The Body and Society was written in part as a response to the work of Michel Foucault. While many of the issues explored in the first edition religion, medicine and sexuality are still relevant, it appears necessary radically to revisit those concerns and perspectives. In this edition of the book, I have become increasingly interested in time and the body, and this issue of the temporality of the body with respect to illness, ageing and death necessarily leads one to the philosophy of being and time of Martin Heidegger. His preoccupation with boredom provides a stimulating context for thinking sociologically about age and life expectancy.

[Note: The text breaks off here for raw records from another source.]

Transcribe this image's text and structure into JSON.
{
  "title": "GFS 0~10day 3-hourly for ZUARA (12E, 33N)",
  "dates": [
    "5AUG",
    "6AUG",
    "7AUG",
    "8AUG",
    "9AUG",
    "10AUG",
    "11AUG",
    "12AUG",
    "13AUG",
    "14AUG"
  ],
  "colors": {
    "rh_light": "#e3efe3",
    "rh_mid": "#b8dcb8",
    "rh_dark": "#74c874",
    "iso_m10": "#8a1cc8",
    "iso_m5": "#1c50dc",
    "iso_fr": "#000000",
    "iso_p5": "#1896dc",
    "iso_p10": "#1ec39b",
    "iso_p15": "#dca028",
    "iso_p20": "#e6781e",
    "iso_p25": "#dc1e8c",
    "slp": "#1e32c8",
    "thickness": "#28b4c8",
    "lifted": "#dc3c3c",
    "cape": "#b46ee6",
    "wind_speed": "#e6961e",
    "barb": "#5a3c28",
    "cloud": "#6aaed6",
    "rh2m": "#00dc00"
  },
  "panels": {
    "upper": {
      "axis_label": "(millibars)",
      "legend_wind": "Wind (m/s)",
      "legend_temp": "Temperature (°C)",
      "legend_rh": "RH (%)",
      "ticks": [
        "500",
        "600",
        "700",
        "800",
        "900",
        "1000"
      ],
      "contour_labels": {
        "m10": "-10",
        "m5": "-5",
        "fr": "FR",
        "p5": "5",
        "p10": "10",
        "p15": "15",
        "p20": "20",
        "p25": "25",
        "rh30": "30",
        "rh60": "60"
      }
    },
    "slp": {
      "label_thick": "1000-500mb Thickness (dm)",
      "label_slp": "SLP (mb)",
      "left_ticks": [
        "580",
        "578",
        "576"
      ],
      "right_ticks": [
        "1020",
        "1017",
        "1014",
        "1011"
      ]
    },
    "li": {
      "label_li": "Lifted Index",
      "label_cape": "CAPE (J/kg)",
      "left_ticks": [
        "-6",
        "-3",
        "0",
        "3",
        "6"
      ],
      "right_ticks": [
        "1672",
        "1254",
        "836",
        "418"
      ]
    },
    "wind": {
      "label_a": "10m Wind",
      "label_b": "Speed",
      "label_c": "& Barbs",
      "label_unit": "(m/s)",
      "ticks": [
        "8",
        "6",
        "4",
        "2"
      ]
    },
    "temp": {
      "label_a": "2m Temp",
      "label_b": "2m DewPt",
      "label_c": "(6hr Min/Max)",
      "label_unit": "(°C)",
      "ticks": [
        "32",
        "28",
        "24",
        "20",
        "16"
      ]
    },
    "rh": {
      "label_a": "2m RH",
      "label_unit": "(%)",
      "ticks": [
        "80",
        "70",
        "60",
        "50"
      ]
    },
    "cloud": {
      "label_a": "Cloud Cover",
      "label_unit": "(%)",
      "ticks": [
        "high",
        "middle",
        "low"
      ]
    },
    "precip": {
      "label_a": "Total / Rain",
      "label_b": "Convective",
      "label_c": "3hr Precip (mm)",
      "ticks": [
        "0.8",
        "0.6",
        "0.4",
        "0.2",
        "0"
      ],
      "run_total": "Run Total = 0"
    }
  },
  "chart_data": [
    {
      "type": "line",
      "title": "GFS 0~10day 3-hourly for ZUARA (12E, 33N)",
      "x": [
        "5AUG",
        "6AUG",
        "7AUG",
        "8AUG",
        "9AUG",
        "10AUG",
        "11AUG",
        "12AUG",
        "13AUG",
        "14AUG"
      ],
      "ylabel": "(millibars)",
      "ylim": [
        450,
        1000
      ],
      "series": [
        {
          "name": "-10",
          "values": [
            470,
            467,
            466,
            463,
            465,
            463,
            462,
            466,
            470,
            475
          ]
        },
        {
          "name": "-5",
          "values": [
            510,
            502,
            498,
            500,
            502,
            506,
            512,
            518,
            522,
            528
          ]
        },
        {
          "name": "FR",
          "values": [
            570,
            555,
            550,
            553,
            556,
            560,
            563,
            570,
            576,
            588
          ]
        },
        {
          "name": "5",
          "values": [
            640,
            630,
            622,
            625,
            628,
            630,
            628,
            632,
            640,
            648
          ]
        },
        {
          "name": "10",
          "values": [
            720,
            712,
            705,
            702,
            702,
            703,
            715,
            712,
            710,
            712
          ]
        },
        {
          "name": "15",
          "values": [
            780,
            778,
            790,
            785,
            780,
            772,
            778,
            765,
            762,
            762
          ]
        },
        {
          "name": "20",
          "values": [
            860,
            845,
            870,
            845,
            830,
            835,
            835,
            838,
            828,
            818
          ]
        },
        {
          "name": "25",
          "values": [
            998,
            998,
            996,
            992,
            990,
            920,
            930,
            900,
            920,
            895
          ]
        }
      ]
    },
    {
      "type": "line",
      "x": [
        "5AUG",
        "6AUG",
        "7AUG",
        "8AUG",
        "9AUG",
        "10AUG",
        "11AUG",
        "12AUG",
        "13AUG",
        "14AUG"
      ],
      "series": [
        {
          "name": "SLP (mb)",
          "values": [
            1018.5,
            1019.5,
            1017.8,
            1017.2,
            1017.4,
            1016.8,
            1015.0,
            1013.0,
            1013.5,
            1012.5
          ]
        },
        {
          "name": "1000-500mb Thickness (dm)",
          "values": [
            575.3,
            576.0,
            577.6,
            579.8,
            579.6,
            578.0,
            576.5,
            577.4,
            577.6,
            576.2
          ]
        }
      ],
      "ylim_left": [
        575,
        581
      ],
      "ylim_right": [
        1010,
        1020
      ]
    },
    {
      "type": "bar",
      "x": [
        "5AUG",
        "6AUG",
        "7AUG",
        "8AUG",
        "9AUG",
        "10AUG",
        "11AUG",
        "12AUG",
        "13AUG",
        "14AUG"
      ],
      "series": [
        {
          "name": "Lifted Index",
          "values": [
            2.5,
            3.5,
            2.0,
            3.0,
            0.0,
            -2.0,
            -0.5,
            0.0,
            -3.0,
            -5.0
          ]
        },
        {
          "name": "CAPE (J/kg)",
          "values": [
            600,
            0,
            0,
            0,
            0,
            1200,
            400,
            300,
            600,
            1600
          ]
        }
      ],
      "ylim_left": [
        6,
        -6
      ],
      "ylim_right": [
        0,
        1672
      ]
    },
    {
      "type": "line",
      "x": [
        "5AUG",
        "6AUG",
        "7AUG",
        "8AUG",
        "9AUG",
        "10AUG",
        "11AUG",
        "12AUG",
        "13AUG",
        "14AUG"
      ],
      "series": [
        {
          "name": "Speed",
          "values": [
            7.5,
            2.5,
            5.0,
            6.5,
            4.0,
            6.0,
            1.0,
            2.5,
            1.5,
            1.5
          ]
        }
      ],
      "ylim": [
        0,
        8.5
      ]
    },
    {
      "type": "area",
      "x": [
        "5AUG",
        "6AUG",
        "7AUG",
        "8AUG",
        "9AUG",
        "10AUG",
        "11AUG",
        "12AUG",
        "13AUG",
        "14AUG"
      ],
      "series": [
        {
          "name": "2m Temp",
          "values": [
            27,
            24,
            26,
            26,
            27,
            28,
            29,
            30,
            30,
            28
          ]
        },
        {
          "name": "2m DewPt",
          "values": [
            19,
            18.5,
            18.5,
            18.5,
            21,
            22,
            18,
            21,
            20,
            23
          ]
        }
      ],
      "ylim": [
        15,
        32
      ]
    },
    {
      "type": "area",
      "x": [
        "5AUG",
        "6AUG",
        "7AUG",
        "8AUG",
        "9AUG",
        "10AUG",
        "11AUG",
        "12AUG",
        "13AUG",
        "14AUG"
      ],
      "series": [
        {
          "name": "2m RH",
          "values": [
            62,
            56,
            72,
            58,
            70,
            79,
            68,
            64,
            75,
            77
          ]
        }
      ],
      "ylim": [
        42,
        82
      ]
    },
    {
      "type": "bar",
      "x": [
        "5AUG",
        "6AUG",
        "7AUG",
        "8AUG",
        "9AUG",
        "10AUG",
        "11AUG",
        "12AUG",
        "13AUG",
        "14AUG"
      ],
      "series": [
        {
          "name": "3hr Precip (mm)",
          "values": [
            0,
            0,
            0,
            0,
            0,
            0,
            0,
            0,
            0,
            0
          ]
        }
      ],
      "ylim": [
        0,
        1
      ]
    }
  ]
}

Many people have directly or indirectly contributed to this new edition: Gary Albrecht, Alex Dumas, Anthony Elliott, Mary Evans, John ONeill, Chris Rojek, Steven Wainwright, Darin Weinberg, Kevin White, Simon Williams and Zheng Yangwen. Various masters, doctoral and postdoctoral students Caragh Brosnan, David Larson, Rhiannon Morgan, Ruksana Patel and Nguyen Kim Hoa have over the years contributed to my sharpening awareness of the centrality of vulnerability to rights, health and politics. I owe a considerable debt to Chris Rojek who has over the years encouraged me to persist with the project of the sociology of the body.